Just a Theory

Black lives matter

Posts about GitHub Workflows

Accelerate Perl Github Workflows with Caching

I’ve spent quite a few hours evenings and weekends recently building out a comprehensive suite of GitHub Actions for Sqitch. They cover a dozen versions of Perl, nearly 70 database versions amongst nine database engines, plus a coverage test and a release workflow. A pull request can expect over 100 actions to run. Each build requires over 100 direct dependencies, plus all their dependencies. Installing them for every build would make any given run untenable.

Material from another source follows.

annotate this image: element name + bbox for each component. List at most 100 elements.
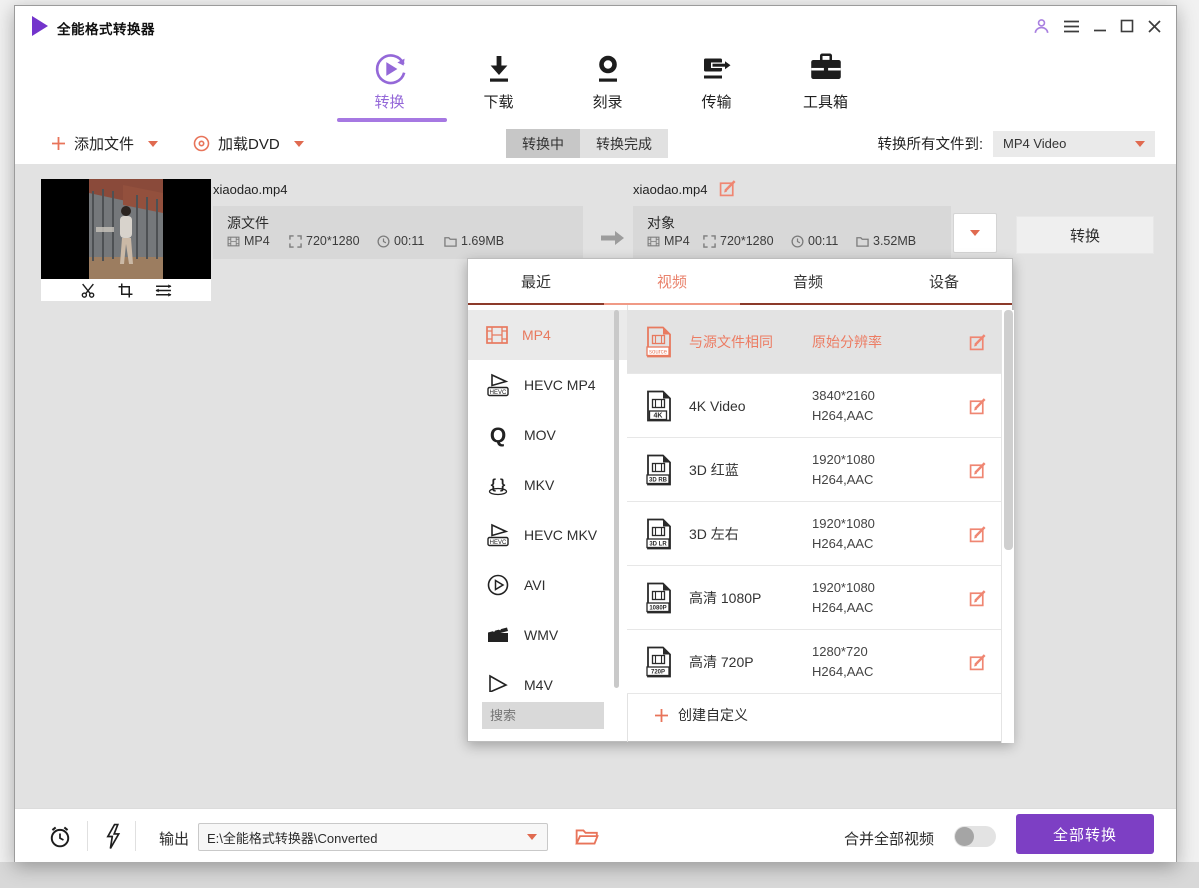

Happily, GitHub Actions include a caching feature, and thanks to a recent improvement to shogo82148/actions-setup-perl, it’s quite easy to use in a version-independent way. Here’s an example:

name: Test
on: [push, pull_request]
jobs:
  OS:
    strategy:
      matrix:
        os: [ ubuntu, macos, windows ]
        perl: [ 'latest', '5.34', '5.32', '5.30', '5.28' ]
    name: Perl ${{ matrix.perl }} on ${{ matrix.os }}
    runs-on: ${{ matrix.os }}-latest
    steps:
      - name: Checkout Source
        uses: actions/checkout@v2
      - name: Setup Perl
        id: perl
        uses: shogo82148/actions-setup-perl@v1
        with: { perl-version: "${{ matrix.perl }}" }
      - name: Cache CPAN Modules
        uses: actions/cache@v2
        with:
          path: local
          key: perl-${{ steps.perl.outputs.perl-hash }}
      - name: Install Dependencies
        run: cpm install --verbose --show-build-log-on-failure --no-test --cpanfile cpanfile
      - name: Run Tests
        env: { PERL5LIB: "${{ github.workspace }}/local/lib/perl5" }
        run: prove -lrj4

This workflow tests every permutation of OS and Perl version specified in jobs.OS.strategy.matrix, resulting in 15 jobs. The runs-on value determines the OS, while the steps section defines steps for each permutation. Let’s take each step in turn:

  • “Checkout Source” checks the project out of GitHub. Pretty much required for any project.
  • “Setup Perl” sets up the version of Perl using the value from the matrix. Note the id key set to perl, used in the next step.
  • “Cache CPAN Modules” uses the cache action to cache the directory named local with the key perl-${{ steps.perl.outputs.perl-hash }}. The key lets us keep different versions of the local directory based on a unique key. Here we’ve used the perl-hash output from the perl step defined above. The actions-setup-perl action outputs this value, which contains a hash of the output of perl -V, so we’re tying the cache to a very specific version and build of Perl. This is important since compiled modules are not compatible across major versions of Perl.
  • “Install Dependencies” uses cpm to quickly install Perl dependencies. By default, it puts them into the local subdirectory of the current directory — just where we configured the cache. On the first run for a given OS and Perl version, it will install all the dependencies. But on subsequent runs it will find the dependencies already present, thank to the cache, and quickly exit, reporting “All requirements are satisfied.” In this Sqitch job, it takes less than a second.
  • “Run Tests” runs the tests that require the dependencies. It requires the PERL5LIB environment variable to point to the location of our cached dependencies.

That’s the whole deal. The first run will be the slowest, depending on the number of dependencies, but subsequent runs will be much faster, up to the seven-day caching period. For a complex project like Sqitch, which uses the same OS and Perl version for most of its actions, this results in a tremendous build time savings. CI configurations we’ve used in the past often took an hour or more to run. Today, most builds take only a few minutes to test, with longer times determined not by dependency installation but by container and database latency.